The Village Phone
Introducing the new puppeteer… a new man.
Amidst the fights and wrangles in every home, in between the juicy gossip of who could never sire an heir and who was pummeled every night there stood the village phone. You see dear reader “Kamau wa bica” (Kamau the man who had photographs) was a household name. Don’t be mistaken however, Kamau was the unorthodox village photographer who used to have the ancient secrets to the art of posing like the American movie stars or so he said. Plus he had the most exotic background wallpapers you could ever imagine. A normal conversation at his place of work usually took such a toll; “You want a picture in Spain? Maybe you’re a Caribbean girl? Ohm You want a picture next to the Eiffel Tower…. Oh China? Walking on the great Wall. Say no more.” Sure enough dear readers a half month later after the picture was processed and “taken for approval to the government” you would easily deceive any lazy eye that you had gone around the world in 80 days.
Yes “Kamau wa Bica” was a lucrative fellow, and he had won the heart of many village damsels through his trade and craft. However his phone was the most prominent and useful aspect about him. Kamau according to the village tall tales had been working for a Telecommunication company before he was sacked for taking pictures of the manager’s daughter… naked. However as a severance package for the determination and hard work he had portrayed throughout his stay in the company he was given a yearly landline connection. Those were the day’s dear reader when mobile phones hadn’t been thought of yet and so having a working landline connection in your home leave alone your workplace was considered as the ultimate show of power and luxury.
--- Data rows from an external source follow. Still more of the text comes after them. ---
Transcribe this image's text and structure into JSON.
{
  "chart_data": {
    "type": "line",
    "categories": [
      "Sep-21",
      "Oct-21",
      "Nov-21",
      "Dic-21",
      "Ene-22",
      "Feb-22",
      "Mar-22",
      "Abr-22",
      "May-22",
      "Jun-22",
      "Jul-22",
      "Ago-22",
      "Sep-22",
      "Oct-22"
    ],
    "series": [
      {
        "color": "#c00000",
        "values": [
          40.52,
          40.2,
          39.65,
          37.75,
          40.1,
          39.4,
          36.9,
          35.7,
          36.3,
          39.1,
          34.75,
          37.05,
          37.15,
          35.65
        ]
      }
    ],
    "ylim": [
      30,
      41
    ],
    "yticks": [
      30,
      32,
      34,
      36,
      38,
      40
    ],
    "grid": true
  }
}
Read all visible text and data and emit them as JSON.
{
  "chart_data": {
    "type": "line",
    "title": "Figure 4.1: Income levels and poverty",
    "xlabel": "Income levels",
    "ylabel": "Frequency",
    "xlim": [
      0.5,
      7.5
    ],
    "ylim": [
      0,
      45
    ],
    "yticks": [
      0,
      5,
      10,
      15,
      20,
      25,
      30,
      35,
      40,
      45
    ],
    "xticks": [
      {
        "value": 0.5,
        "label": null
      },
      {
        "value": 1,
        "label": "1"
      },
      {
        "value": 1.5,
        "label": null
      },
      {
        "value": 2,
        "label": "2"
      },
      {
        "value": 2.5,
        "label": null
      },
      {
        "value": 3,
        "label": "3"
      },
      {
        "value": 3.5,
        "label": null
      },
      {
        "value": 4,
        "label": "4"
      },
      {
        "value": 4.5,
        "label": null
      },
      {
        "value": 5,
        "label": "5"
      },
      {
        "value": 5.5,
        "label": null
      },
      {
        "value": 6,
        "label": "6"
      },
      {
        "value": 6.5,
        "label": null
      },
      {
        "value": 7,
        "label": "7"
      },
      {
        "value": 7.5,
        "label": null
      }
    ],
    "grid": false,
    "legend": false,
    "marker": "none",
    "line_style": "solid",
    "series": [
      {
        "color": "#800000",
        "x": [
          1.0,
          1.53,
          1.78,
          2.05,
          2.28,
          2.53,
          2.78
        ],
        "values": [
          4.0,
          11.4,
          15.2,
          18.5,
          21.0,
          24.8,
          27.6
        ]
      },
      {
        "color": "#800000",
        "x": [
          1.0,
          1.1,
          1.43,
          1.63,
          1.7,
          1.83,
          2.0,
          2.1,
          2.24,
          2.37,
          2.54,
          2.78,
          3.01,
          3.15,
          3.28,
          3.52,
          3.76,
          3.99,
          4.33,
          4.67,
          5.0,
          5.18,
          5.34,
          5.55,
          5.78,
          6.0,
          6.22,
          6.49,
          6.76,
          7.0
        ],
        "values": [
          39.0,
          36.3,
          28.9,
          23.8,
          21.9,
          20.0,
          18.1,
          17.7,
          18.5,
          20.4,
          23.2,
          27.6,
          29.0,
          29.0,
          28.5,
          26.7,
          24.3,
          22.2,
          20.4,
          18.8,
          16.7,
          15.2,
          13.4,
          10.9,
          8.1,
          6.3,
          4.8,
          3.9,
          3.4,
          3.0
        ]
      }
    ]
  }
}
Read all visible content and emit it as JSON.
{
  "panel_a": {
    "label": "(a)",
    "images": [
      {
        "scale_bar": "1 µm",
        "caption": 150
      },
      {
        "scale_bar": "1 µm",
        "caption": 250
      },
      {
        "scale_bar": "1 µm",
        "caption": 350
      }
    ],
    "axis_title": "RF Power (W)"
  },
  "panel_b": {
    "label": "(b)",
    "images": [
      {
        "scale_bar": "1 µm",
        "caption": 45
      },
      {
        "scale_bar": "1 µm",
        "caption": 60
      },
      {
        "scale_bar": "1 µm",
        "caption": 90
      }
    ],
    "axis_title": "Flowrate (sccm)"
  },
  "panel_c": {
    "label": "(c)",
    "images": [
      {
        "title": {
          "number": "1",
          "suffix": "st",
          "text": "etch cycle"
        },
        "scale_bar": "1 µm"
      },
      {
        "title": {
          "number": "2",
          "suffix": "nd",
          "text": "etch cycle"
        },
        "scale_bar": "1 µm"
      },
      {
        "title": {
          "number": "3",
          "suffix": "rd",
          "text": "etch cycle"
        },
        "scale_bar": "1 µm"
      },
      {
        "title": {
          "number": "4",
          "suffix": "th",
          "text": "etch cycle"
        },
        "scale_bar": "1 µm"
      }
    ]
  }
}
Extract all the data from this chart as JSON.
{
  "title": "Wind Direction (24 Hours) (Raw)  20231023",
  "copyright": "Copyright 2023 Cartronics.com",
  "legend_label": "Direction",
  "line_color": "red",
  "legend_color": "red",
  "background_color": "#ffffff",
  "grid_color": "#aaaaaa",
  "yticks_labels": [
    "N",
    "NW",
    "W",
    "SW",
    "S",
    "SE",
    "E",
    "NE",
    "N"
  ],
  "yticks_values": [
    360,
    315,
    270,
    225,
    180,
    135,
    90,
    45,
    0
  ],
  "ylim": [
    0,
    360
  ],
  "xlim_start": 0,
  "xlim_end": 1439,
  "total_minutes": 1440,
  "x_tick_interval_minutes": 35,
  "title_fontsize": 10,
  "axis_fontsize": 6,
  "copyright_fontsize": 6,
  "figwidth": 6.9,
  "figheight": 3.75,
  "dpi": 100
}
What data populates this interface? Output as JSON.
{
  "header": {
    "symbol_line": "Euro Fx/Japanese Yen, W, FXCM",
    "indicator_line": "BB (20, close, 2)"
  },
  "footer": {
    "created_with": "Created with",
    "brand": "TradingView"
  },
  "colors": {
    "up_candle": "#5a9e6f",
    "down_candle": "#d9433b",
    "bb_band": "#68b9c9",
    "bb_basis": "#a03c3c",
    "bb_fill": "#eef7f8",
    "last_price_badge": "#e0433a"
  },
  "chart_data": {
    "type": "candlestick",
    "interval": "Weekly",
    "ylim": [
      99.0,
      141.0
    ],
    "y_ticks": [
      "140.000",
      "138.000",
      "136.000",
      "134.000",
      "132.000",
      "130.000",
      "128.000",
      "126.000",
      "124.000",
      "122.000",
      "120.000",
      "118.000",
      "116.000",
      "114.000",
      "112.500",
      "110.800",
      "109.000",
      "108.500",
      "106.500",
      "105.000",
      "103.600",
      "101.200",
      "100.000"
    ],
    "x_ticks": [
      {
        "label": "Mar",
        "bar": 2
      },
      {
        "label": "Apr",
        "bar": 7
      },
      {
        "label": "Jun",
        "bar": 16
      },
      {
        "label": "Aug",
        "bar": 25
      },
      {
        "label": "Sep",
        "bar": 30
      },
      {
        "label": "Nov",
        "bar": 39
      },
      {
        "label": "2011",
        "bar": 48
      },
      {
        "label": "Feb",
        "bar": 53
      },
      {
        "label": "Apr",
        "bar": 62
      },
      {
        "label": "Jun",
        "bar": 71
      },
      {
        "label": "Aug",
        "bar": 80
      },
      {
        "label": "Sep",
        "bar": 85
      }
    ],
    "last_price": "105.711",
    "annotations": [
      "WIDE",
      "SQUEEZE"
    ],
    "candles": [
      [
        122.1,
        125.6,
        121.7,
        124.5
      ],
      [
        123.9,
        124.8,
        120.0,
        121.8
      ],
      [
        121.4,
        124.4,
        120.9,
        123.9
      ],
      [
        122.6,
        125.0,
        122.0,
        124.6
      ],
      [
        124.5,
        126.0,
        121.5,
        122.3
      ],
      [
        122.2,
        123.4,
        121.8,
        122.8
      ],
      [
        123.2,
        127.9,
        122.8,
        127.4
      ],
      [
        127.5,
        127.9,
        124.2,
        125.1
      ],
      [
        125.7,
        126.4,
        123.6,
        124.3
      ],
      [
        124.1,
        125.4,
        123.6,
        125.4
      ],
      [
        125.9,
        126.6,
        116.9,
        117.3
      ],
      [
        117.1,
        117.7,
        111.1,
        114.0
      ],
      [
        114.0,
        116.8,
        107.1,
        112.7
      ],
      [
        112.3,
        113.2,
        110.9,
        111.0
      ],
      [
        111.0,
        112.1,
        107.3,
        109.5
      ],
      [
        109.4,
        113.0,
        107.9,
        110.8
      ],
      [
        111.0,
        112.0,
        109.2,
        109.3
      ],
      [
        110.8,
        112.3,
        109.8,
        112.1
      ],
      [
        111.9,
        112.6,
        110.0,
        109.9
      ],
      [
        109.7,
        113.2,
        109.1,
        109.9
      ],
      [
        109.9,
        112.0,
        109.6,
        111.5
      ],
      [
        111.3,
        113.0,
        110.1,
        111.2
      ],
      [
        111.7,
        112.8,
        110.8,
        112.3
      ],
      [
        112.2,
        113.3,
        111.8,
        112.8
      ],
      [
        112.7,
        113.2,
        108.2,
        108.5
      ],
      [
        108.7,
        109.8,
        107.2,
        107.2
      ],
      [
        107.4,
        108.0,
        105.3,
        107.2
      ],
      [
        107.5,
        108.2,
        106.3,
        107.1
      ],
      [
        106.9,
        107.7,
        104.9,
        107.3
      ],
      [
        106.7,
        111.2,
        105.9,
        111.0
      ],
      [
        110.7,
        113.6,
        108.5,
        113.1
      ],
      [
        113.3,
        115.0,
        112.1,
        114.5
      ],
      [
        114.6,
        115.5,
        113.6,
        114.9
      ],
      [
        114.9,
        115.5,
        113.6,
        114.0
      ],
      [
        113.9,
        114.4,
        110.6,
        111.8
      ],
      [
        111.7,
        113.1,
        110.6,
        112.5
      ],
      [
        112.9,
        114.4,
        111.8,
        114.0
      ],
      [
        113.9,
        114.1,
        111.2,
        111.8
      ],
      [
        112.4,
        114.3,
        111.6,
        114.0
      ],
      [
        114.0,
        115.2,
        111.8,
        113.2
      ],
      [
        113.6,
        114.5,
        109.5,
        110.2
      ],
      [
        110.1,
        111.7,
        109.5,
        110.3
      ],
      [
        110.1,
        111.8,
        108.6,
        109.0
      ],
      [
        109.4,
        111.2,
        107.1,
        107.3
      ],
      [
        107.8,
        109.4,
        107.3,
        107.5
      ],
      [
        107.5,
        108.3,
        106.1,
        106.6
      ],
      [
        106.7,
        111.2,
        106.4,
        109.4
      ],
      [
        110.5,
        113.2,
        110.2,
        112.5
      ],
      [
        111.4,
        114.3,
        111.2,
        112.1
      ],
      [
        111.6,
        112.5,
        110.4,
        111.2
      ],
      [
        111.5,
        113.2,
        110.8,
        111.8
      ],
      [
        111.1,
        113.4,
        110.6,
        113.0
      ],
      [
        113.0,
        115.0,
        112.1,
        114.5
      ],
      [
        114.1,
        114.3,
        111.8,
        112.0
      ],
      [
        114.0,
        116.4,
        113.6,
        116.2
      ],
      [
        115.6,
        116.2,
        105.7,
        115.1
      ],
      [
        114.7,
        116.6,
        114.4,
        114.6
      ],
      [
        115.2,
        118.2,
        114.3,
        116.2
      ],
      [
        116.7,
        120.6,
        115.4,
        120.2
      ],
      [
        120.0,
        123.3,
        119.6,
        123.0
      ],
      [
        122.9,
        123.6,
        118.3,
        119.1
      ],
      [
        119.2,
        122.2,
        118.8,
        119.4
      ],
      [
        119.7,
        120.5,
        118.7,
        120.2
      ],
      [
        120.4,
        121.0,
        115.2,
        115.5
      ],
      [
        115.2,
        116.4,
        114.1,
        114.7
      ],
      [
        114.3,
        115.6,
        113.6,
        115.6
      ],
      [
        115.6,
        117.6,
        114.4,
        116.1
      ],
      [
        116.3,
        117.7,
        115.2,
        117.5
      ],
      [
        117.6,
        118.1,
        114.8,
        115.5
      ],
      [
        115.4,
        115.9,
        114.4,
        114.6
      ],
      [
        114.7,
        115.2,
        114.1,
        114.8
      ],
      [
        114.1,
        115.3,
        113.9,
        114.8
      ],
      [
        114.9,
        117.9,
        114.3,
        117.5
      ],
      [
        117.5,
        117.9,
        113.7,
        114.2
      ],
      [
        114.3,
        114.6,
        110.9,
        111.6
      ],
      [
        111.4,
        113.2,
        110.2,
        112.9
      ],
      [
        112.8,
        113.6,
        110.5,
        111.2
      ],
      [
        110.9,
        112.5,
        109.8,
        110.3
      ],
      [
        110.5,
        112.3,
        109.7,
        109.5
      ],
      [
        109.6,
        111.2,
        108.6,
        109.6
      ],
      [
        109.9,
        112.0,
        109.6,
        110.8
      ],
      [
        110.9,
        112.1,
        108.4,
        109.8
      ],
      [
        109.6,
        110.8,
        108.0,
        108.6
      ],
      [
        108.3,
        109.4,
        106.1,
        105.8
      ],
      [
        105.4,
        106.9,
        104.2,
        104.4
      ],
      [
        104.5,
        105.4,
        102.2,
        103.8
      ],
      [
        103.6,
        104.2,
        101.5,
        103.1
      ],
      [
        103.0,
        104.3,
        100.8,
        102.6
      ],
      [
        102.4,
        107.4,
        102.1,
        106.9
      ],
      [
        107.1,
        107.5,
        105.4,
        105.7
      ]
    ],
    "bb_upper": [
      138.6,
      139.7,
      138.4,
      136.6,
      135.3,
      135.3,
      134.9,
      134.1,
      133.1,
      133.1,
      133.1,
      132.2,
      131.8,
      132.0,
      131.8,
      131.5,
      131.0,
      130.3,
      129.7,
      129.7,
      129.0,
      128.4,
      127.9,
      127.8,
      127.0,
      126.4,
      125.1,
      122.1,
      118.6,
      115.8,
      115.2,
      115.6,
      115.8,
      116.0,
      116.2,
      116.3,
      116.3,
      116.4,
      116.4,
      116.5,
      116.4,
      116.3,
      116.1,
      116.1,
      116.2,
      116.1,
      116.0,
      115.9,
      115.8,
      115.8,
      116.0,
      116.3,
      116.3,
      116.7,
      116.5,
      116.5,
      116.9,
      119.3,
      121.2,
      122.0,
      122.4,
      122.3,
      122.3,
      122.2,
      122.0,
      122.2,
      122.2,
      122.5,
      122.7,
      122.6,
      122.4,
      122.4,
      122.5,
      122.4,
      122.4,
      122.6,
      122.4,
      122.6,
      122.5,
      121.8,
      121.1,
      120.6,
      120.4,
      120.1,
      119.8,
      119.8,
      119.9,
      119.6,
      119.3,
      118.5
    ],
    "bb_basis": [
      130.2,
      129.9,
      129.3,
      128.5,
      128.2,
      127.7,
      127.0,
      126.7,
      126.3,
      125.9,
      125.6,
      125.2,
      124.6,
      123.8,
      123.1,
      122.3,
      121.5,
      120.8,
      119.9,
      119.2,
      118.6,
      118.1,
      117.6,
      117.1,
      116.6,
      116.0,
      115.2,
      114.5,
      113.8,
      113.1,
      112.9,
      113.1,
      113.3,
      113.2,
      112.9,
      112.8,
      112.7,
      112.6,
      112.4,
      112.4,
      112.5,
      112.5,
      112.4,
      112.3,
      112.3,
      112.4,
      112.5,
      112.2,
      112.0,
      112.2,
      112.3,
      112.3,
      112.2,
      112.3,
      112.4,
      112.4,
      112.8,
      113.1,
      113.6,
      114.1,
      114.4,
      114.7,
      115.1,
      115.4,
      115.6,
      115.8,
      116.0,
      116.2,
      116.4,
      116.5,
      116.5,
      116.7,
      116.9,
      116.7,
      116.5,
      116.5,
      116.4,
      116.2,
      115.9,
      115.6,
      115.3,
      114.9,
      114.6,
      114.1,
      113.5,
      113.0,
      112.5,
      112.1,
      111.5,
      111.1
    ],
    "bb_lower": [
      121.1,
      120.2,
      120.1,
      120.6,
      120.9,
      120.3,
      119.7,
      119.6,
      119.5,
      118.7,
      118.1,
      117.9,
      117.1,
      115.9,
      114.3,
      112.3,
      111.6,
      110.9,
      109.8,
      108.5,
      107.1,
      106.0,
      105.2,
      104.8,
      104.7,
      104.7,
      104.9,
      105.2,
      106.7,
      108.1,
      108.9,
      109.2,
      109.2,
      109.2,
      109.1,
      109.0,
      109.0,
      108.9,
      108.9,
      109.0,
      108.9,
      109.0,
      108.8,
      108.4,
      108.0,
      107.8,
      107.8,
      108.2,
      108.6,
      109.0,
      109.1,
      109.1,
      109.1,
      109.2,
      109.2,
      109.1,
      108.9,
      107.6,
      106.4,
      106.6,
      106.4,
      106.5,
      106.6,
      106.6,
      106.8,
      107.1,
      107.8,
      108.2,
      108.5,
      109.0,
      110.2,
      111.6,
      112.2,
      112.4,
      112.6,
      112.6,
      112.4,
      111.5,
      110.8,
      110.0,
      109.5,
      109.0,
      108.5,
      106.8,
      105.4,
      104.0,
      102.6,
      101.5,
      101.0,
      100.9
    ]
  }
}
Thus Kamau had the only means of long distance communication in our village and some ridges beyond. It wasn’t a mystery when he decided to transform his home appliance into a money-maker. Kamau wa bica became re-incarnated and in his place Kamau wa thimo (Kamau the man who had a phone) was born. Thus the advent of the village phone before its ultimate extinction.
Kamau thus employed his only daughter as the sole operator of the village phone. She would sit on a stool outside on their veranda while people all over the village came with crumpled notes bearing the numbers their sons, daughters, wives, husbands, fathers, mothers had written for them in case they needed to contact them. However Kamau failed intentionally to mention that the phone had a record feature which could relay the day’s conversations. No intimate detail or important news therefore ever passed Kamau.
Kamau knew who was having an affair with who, he knew who was selling what to who at a scandalous rate. Kamau knew and he made sure the people knew he knew. With the growing concern that Kamau was a seer the people revered him as a prophet of God. Nobody could dare gossip Kamau for there was the underlying fear that he would know. The village phone continued however giving the people service even as Kamau wa thimo became reincarnated once again and became Kamau wa maitho. (Kamau the man with the eyes)
Despite his many names and titles Kamau did fall that fateful Saturday morning. His body was found drenched in rain whilst his hand clenched a crumpled note tightly. On being un clenched the note was found to have a number. However no matter how many times the children or the wife tried calling the number there was never no reply.
Rumors and speculations spread far and wide as to who the number belonged to and why Kamau died with it in his hand. With his end, the era of the village phone also came to an end, and Kamau became but just a distant memory, to be echoed and re echoed until the people were lulled to sleep by the love songs of the cold nights and awoken by the indifference of the sun in the low key mornings.